An oral formulation of SRP-001 recently cleared Phase I in acute pain, and South Rampart is now working to push it into Phase II development. The biotech is also developing intravenous and topical versions of SRP-001.
These are hardly the only players in the crowded non-opioid space. Algiax Pharmaceuticals unveiled promising Phase IIa data for its small-molecule GABAA activator AP-325, and Xgene Pharmaceutical is working on XG005, an investigational pill that in December 2024 cleared Phase IIb. Closer still to the market is Tris Pharma, which last month posted a Phase III win for cebranopadol, an agonist of the nociceptin/orphanin FQ peptide and µ-opioid peptide receptors. Tris is planning an NDA submission for cebranopadol later this year.
A Place for Opioids?
Even with Journavx’s approval—and with the flood of non-opioid pain relief treatments in development—analysts don’t expect opioids to fade from relevance any time soon.
“We don’t think opioids will be eliminated here as they are still effective pain management agents when used correctly,” William Blair’s Minter said.
Jotwani, on the Truist call, expressed similar sentiments. Opioids, he said, still have a place in the clinic, especially in cases where other avenues of analgesia fail.
“I don’t see this as an either-or,” he said. “I don’t see this as either you get suzetrigine [Journavx] or you get opioids. I see this as a ‘we give probably the suzetrigine first because it has less side effects and has a less addictive profile—or no addictive profile—and if that fails, we have opioids as a backup.’”
This approach closely mirrors current medical practice, where patients after a surgery are already readied to receive the powerful painkiller oxycodone. But doctors still “make sure they try the Tylenol and the NSAIDs first,” according to Jotwani. Because of their different modes of action, as well as efficacy and safety profiles, both opioids and non-opioid treatments can comprise a holistic pain management approach, he said.
“If the patients do well, I don’t see a reason why a surgeon would say ‘let’s not send them home with suzetrigine instead of the opioid,” Jotwani continued. “If the patient needs an opioid, they will call the office and the surgeon will escalate.”

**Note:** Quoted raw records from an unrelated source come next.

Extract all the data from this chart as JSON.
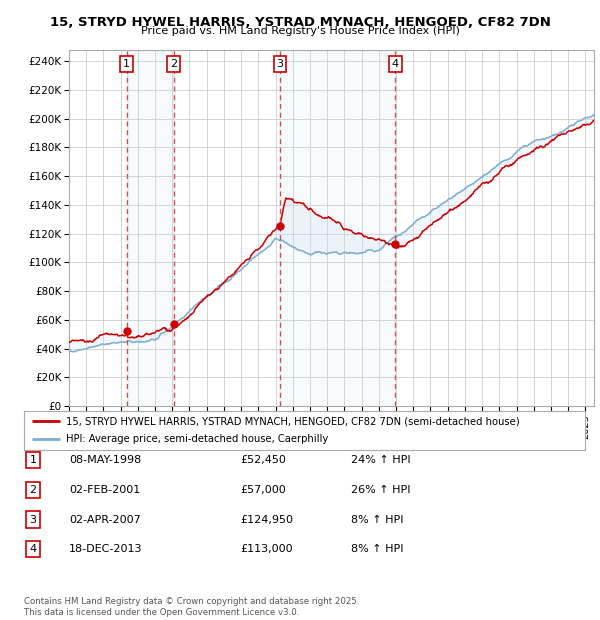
{
  "title": "15, STRYD HYWEL HARRIS, YSTRAD MYNACH, HENGOED, CF82 7DN",
  "subtitle": "Price paid vs. HM Land Registry's House Price Index (HPI)",
  "ylabel_ticks": [
    "£0",
    "£20K",
    "£40K",
    "£60K",
    "£80K",
    "£100K",
    "£120K",
    "£140K",
    "£160K",
    "£180K",
    "£200K",
    "£220K",
    "£240K"
  ],
  "ylim": [
    0,
    248000
  ],
  "xlim_start": 1995.0,
  "xlim_end": 2025.5,
  "sale_dates_num": [
    1998.352,
    2001.085,
    2007.25,
    2013.962
  ],
  "sale_prices": [
    52450,
    57000,
    124950,
    113000
  ],
  "sale_labels": [
    "1",
    "2",
    "3",
    "4"
  ],
  "legend_line1": "15, STRYD HYWEL HARRIS, YSTRAD MYNACH, HENGOED, CF82 7DN (semi-detached house)",
  "legend_line2": "HPI: Average price, semi-detached house, Caerphilly",
  "table_rows": [
    {
      "num": "1",
      "date": "08-MAY-1998",
      "price": "£52,450",
      "hpi": "24% ↑ HPI"
    },
    {
      "num": "2",
      "date": "02-FEB-2001",
      "price": "£57,000",
      "hpi": "26% ↑ HPI"
    },
    {
      "num": "3",
      "date": "02-APR-2007",
      "price": "£124,950",
      "hpi": "8% ↑ HPI"
    },
    {
      "num": "4",
      "date": "18-DEC-2013",
      "price": "£113,000",
      "hpi": "8% ↑ HPI"
    }
  ],
  "footer": "Contains HM Land Registry data © Crown copyright and database right 2025.\nThis data is licensed under the Open Government Licence v3.0.",
  "line_color_red": "#cc0000",
  "line_color_blue": "#7dadd4",
  "background_color": "#ffffff",
  "plot_bg_color": "#ffffff",
  "grid_color": "#cccccc",
  "shade_color": "#cce0f0",
  "dashed_line_color": "#dd4444"
}
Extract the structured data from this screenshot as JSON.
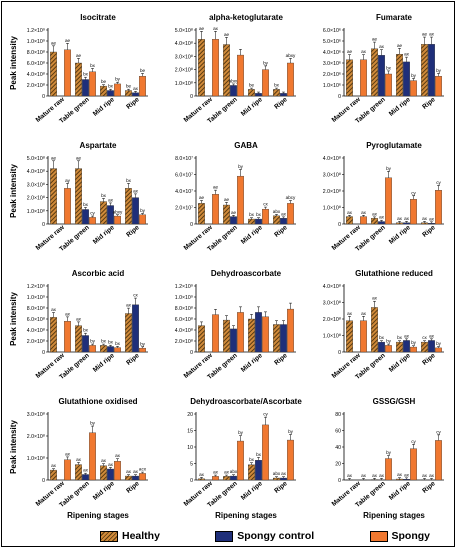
{
  "colors": {
    "healthy": "#d08a3a",
    "healthy_stripe": "#5a3a10",
    "spongy_control": "#1f2f7a",
    "spongy": "#f07830"
  },
  "legend": [
    {
      "name": "Healthy",
      "color_key": "healthy"
    },
    {
      "name": "Spongy control",
      "color_key": "spongy_control"
    },
    {
      "name": "Spongy",
      "color_key": "spongy"
    }
  ],
  "chart_data": [
    {
      "type": "bar",
      "title": "Isocitrate",
      "ylabel": "Peak intensity",
      "xlabel": "",
      "categories": [
        "Mature raw",
        "Table green",
        "Mid ripe",
        "Ripe"
      ],
      "ylim": [
        0,
        1.2
      ],
      "yticks": [
        "0",
        "2.0×10⁸",
        "4.0×10⁸",
        "6.0×10⁸",
        "8.0×10⁸",
        "1.0×10⁹",
        "1.2×10⁹"
      ],
      "series": [
        {
          "name": "Healthy",
          "values": [
            0.8,
            0.6,
            0.18,
            0.1
          ]
        },
        {
          "name": "Spongy control",
          "values": [
            0.0,
            0.3,
            0.1,
            0.06
          ]
        },
        {
          "name": "Spongy",
          "values": [
            0.84,
            0.44,
            0.22,
            0.36
          ]
        }
      ],
      "annotations": [
        [
          "ae",
          "",
          "ae"
        ],
        [
          "ae",
          "bx",
          "bx"
        ],
        [
          "be",
          "bx",
          "by"
        ],
        [
          "be",
          "ax",
          "be"
        ]
      ]
    },
    {
      "type": "bar",
      "title": "alpha-ketoglutarate",
      "ylabel": "",
      "xlabel": "",
      "categories": [
        "Mature raw",
        "Table green",
        "Mid ripe",
        "Ripe"
      ],
      "ylim": [
        0,
        5
      ],
      "yticks": [
        "0",
        "1.0×10⁸",
        "2.0×10⁸",
        "3.0×10⁸",
        "4.0×10⁸",
        "5.0×10⁸"
      ],
      "series": [
        {
          "name": "Healthy",
          "values": [
            4.3,
            3.9,
            0.5,
            0.5
          ]
        },
        {
          "name": "Spongy control",
          "values": [
            0.0,
            0.8,
            0.2,
            0.2
          ]
        },
        {
          "name": "Spongy",
          "values": [
            4.3,
            3.1,
            2.0,
            2.5
          ]
        }
      ],
      "annotations": [
        [
          "ae",
          "",
          "ax"
        ],
        [
          "ae",
          "abxy",
          ""
        ],
        [
          "be",
          "",
          "by"
        ],
        [
          "bx",
          "",
          "abxy"
        ]
      ]
    },
    {
      "type": "bar",
      "title": "Fumarate",
      "ylabel": "",
      "xlabel": "",
      "categories": [
        "Mature raw",
        "Table green",
        "Mid ripe",
        "Ripe"
      ],
      "ylim": [
        0,
        6
      ],
      "yticks": [
        "0",
        "1.0×10⁶",
        "2.0×10⁶",
        "3.0×10⁶",
        "4.0×10⁶",
        "5.0×10⁶",
        "6.0×10⁶"
      ],
      "series": [
        {
          "name": "Healthy",
          "values": [
            3.3,
            4.3,
            3.8,
            4.7
          ]
        },
        {
          "name": "Spongy control",
          "values": [
            0.0,
            3.7,
            3.1,
            4.7
          ]
        },
        {
          "name": "Spongy",
          "values": [
            3.3,
            2.0,
            1.4,
            1.8
          ]
        }
      ],
      "annotations": [
        [
          "ae",
          "",
          "ax"
        ],
        [
          "ae",
          "ax",
          "bx"
        ],
        [
          "ae",
          "ax",
          "by"
        ],
        [
          "ae",
          "ax",
          "by"
        ]
      ]
    },
    {
      "type": "bar",
      "title": "Aspartate",
      "ylabel": "Peak intensity",
      "xlabel": "",
      "categories": [
        "Mature raw",
        "Table green",
        "Mid ripe",
        "Ripe"
      ],
      "ylim": [
        0,
        5
      ],
      "yticks": [
        "0",
        "1.0×10⁸",
        "2.0×10⁸",
        "3.0×10⁸",
        "4.0×10⁸",
        "5.0×10⁸"
      ],
      "series": [
        {
          "name": "Healthy",
          "values": [
            4.2,
            4.2,
            1.7,
            2.7
          ]
        },
        {
          "name": "Spongy control",
          "values": [
            0.0,
            1.1,
            1.4,
            2.0
          ]
        },
        {
          "name": "Spongy",
          "values": [
            2.7,
            0.5,
            0.6,
            0.7
          ]
        }
      ],
      "annotations": [
        [
          "ae",
          "",
          "ay"
        ],
        [
          "ae",
          "bx",
          "cy"
        ],
        [
          "bx",
          "ax",
          "abxy"
        ],
        [
          "bx",
          "ax",
          "by"
        ]
      ]
    },
    {
      "type": "bar",
      "title": "GABA",
      "ylabel": "",
      "xlabel": "",
      "categories": [
        "Mature raw",
        "Table green",
        "Mid ripe",
        "Ripe"
      ],
      "ylim": [
        0,
        8
      ],
      "yticks": [
        "0",
        "2.0×10⁷",
        "4.0×10⁷",
        "6.0×10⁷",
        "8.0×10⁷"
      ],
      "series": [
        {
          "name": "Healthy",
          "values": [
            2.5,
            2.3,
            0.6,
            1.0
          ]
        },
        {
          "name": "Spongy control",
          "values": [
            0.0,
            0.9,
            0.6,
            0.7
          ]
        },
        {
          "name": "Spongy",
          "values": [
            3.6,
            5.8,
            1.8,
            2.5
          ]
        }
      ],
      "annotations": [
        [
          "ae",
          "",
          "ae"
        ],
        [
          "ae",
          "ae",
          "by"
        ],
        [
          "bx",
          "bx",
          "cx"
        ],
        [
          "abx",
          "ax",
          "abcy"
        ]
      ]
    },
    {
      "type": "bar",
      "title": "Pyroglutamate",
      "ylabel": "",
      "xlabel": "",
      "categories": [
        "Mature raw",
        "Table green",
        "Mid ripe",
        "Ripe"
      ],
      "ylim": [
        0,
        4
      ],
      "yticks": [
        "0",
        "1.0×10⁸",
        "2.0×10⁸",
        "3.0×10⁸",
        "4.0×10⁸"
      ],
      "series": [
        {
          "name": "Healthy",
          "values": [
            0.45,
            0.35,
            0.08,
            0.08
          ]
        },
        {
          "name": "Spongy control",
          "values": [
            0.0,
            0.15,
            0.08,
            0.05
          ]
        },
        {
          "name": "Spongy",
          "values": [
            0.45,
            2.8,
            1.5,
            2.05
          ]
        }
      ],
      "annotations": [
        [
          "ax",
          "",
          "ax"
        ],
        [
          "ax",
          "ax",
          "by"
        ],
        [
          "ax",
          "ax",
          "cy"
        ],
        [
          "ax",
          "ax",
          "cy"
        ]
      ]
    },
    {
      "type": "bar",
      "title": "Ascorbic acid",
      "ylabel": "Peak intensity",
      "xlabel": "",
      "categories": [
        "Mature raw",
        "Table green",
        "Mid ripe",
        "Ripe"
      ],
      "ylim": [
        0,
        1.2
      ],
      "yticks": [
        "0",
        "2.0×10⁸",
        "4.0×10⁸",
        "6.0×10⁸",
        "8.0×10⁸",
        "1.0×10⁹",
        "1.2×10⁹"
      ],
      "series": [
        {
          "name": "Healthy",
          "values": [
            0.63,
            0.48,
            0.12,
            0.7
          ]
        },
        {
          "name": "Spongy control",
          "values": [
            0.0,
            0.3,
            0.1,
            0.86
          ]
        },
        {
          "name": "Spongy",
          "values": [
            0.56,
            0.12,
            0.08,
            0.07
          ]
        }
      ],
      "annotations": [
        [
          "ax",
          "",
          "ax"
        ],
        [
          "ax",
          "bx",
          "by"
        ],
        [
          "bx",
          "bx",
          "bx"
        ],
        [
          "ax",
          "cx",
          "by"
        ]
      ]
    },
    {
      "type": "bar",
      "title": "Dehydroascorbate",
      "ylabel": "",
      "xlabel": "",
      "categories": [
        "Mature raw",
        "Table green",
        "Mid ripe",
        "Ripe"
      ],
      "ylim": [
        0,
        1.2
      ],
      "yticks": [
        "0",
        "2.0×10⁸",
        "4.0×10⁸",
        "6.0×10⁸",
        "8.0×10⁸",
        "1.0×10⁹",
        "1.2×10⁹"
      ],
      "series": [
        {
          "name": "Healthy",
          "values": [
            0.48,
            0.58,
            0.6,
            0.5
          ]
        },
        {
          "name": "Spongy control",
          "values": [
            0.0,
            0.42,
            0.72,
            0.5
          ]
        },
        {
          "name": "Spongy",
          "values": [
            0.68,
            0.72,
            0.64,
            0.78
          ]
        }
      ],
      "annotations": []
    },
    {
      "type": "bar",
      "title": "Glutathione reduced",
      "ylabel": "",
      "xlabel": "",
      "categories": [
        "Mature raw",
        "Table green",
        "Mid ripe",
        "Ripe"
      ],
      "ylim": [
        0,
        4
      ],
      "yticks": [
        "0",
        "1.0×10⁸",
        "2.0×10⁸",
        "3.0×10⁸",
        "4.0×10⁸"
      ],
      "series": [
        {
          "name": "Healthy",
          "values": [
            1.9,
            2.7,
            0.6,
            0.6
          ]
        },
        {
          "name": "Spongy control",
          "values": [
            0.0,
            0.6,
            0.7,
            0.7
          ]
        },
        {
          "name": "Spongy",
          "values": [
            1.9,
            0.4,
            0.3,
            0.25
          ]
        }
      ],
      "annotations": [
        [
          "ax",
          "",
          "ax"
        ],
        [
          "ax",
          "bx",
          "by"
        ],
        [
          "bx",
          "ax",
          "by"
        ],
        [
          "cx",
          "ax",
          "by"
        ]
      ]
    },
    {
      "type": "bar",
      "title": "Glutathione oxidised",
      "ylabel": "Peak intensity",
      "xlabel": "Ripening stages",
      "categories": [
        "Mature raw",
        "Table green",
        "Mid ripe",
        "Ripe"
      ],
      "ylim": [
        0,
        3
      ],
      "yticks": [
        "0",
        "1.0×10⁸",
        "2.0×10⁸",
        "3.0×10⁸"
      ],
      "series": [
        {
          "name": "Healthy",
          "values": [
            0.45,
            0.7,
            0.65,
            0.18
          ]
        },
        {
          "name": "Spongy control",
          "values": [
            0.0,
            0.25,
            0.5,
            0.18
          ]
        },
        {
          "name": "Spongy",
          "values": [
            0.92,
            2.15,
            0.85,
            0.3
          ]
        }
      ],
      "annotations": [
        [
          "ax",
          "",
          "ax"
        ],
        [
          "ax",
          "ax",
          "by"
        ],
        [
          "ax",
          "ax",
          "ax"
        ],
        [
          "ax",
          "ax",
          "acx"
        ]
      ]
    },
    {
      "type": "bar",
      "title": "Dehydroascorbate/Ascorbate",
      "ylabel": "",
      "xlabel": "Ripening stages",
      "categories": [
        "Mature raw",
        "Table green",
        "Mid ripe",
        "Ripe"
      ],
      "ylim": [
        0,
        20
      ],
      "yticks": [
        "0",
        "5",
        "10",
        "15",
        "20"
      ],
      "series": [
        {
          "name": "Healthy",
          "values": [
            0.4,
            1.1,
            4.6,
            0.6
          ]
        },
        {
          "name": "Spongy control",
          "values": [
            0.0,
            1.2,
            6.0,
            0.6
          ]
        },
        {
          "name": "Spongy",
          "values": [
            1.1,
            11.8,
            16.7,
            12.1
          ]
        }
      ],
      "annotations": [
        [
          "ax",
          "",
          "ax"
        ],
        [
          "ax",
          "abx",
          "by"
        ],
        [
          "bx",
          "bx",
          "cy"
        ],
        [
          "abx",
          "ax",
          "by"
        ]
      ]
    },
    {
      "type": "bar",
      "title": "GSSG/GSH",
      "ylabel": "",
      "xlabel": "Ripening stages",
      "categories": [
        "Mature raw",
        "Table green",
        "Mid ripe",
        "Ripe"
      ],
      "ylim": [
        0,
        80
      ],
      "yticks": [
        "0",
        "20",
        "40",
        "60",
        "80"
      ],
      "series": [
        {
          "name": "Healthy",
          "values": [
            0.3,
            0.5,
            1.2,
            0.3
          ]
        },
        {
          "name": "Spongy control",
          "values": [
            0.0,
            0.4,
            1.0,
            0.3
          ]
        },
        {
          "name": "Spongy",
          "values": [
            0.3,
            26.0,
            38.0,
            48.0
          ]
        }
      ],
      "annotations": [
        [
          "ax",
          "",
          "ax"
        ],
        [
          "ax",
          "ax",
          "by"
        ],
        [
          "ax",
          "ax",
          "cy"
        ],
        [
          "ax",
          "ax",
          "cy"
        ]
      ]
    }
  ]
}
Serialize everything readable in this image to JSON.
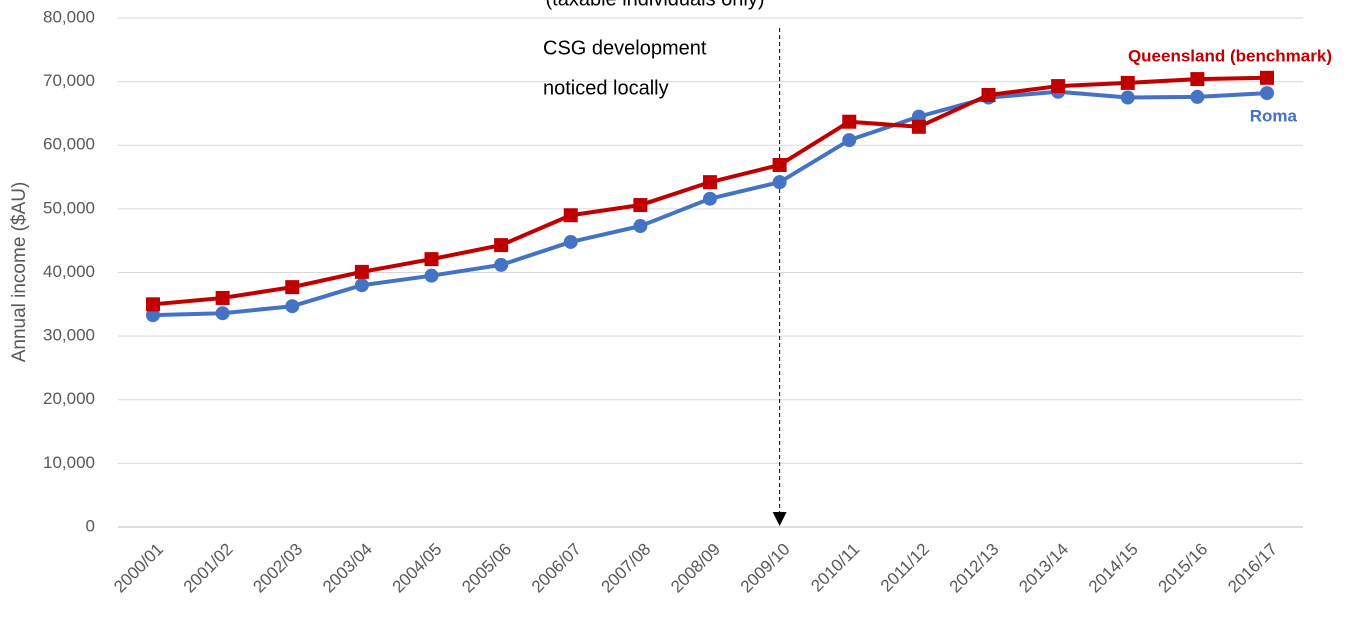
{
  "chart_data": {
    "type": "line",
    "subtitle": "(taxable individuals only)",
    "y_label": "Annual income ($AU)",
    "categories": [
      "2000/01",
      "2001/02",
      "2002/03",
      "2003/04",
      "2004/05",
      "2005/06",
      "2006/07",
      "2007/08",
      "2008/09",
      "2009/10",
      "2010/11",
      "2011/12",
      "2012/13",
      "2013/14",
      "2014/15",
      "2015/16",
      "2016/17"
    ],
    "series": [
      {
        "name": "Queensland (benchmark)",
        "color": "#c00000",
        "marker": "square",
        "values": [
          35000,
          36000,
          37700,
          40100,
          42100,
          44300,
          49000,
          50600,
          54200,
          56900,
          63700,
          62900,
          67900,
          69300,
          69800,
          70400,
          70600
        ]
      },
      {
        "name": "Roma",
        "color": "#4472c4",
        "marker": "circle",
        "values": [
          33300,
          33600,
          34700,
          38000,
          39500,
          41200,
          44800,
          47300,
          51600,
          54200,
          60800,
          64500,
          67500,
          68400,
          67500,
          67600,
          68200
        ]
      }
    ],
    "ylim": [
      0,
      80000
    ],
    "yticks": [
      0,
      {
        "value": 10000,
        "label": "10,000"
      },
      {
        "value": 20000,
        "label": "20,000"
      },
      {
        "value": 30000,
        "label": "30,000"
      },
      {
        "value": 40000,
        "label": "40,000"
      },
      {
        "value": 50000,
        "label": "50,000"
      },
      {
        "value": 60000,
        "label": "60,000"
      },
      {
        "value": 70000,
        "label": "70,000"
      },
      {
        "value": 80000,
        "label": "80,000"
      }
    ],
    "grid": true,
    "annotation": {
      "lines": [
        "CSG development",
        "noticed locally"
      ],
      "at": "2009/10"
    }
  }
}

Aside from their analgesic efficacy, cost could also help to maintain the place of opioids in medical care. In a February 2025 report, the Institute for Clinical and Economic Review found that Journavx’s current price tag is “slightly cost-saving relative to opioid therapy, while producing greater health benefits,” but at many times the price of a generic opioid, the new drug has an uphill battle with insurers, Jotwani said.
“They will want the patients to try oxycodone before they’ll pay for” these alternatives, he said.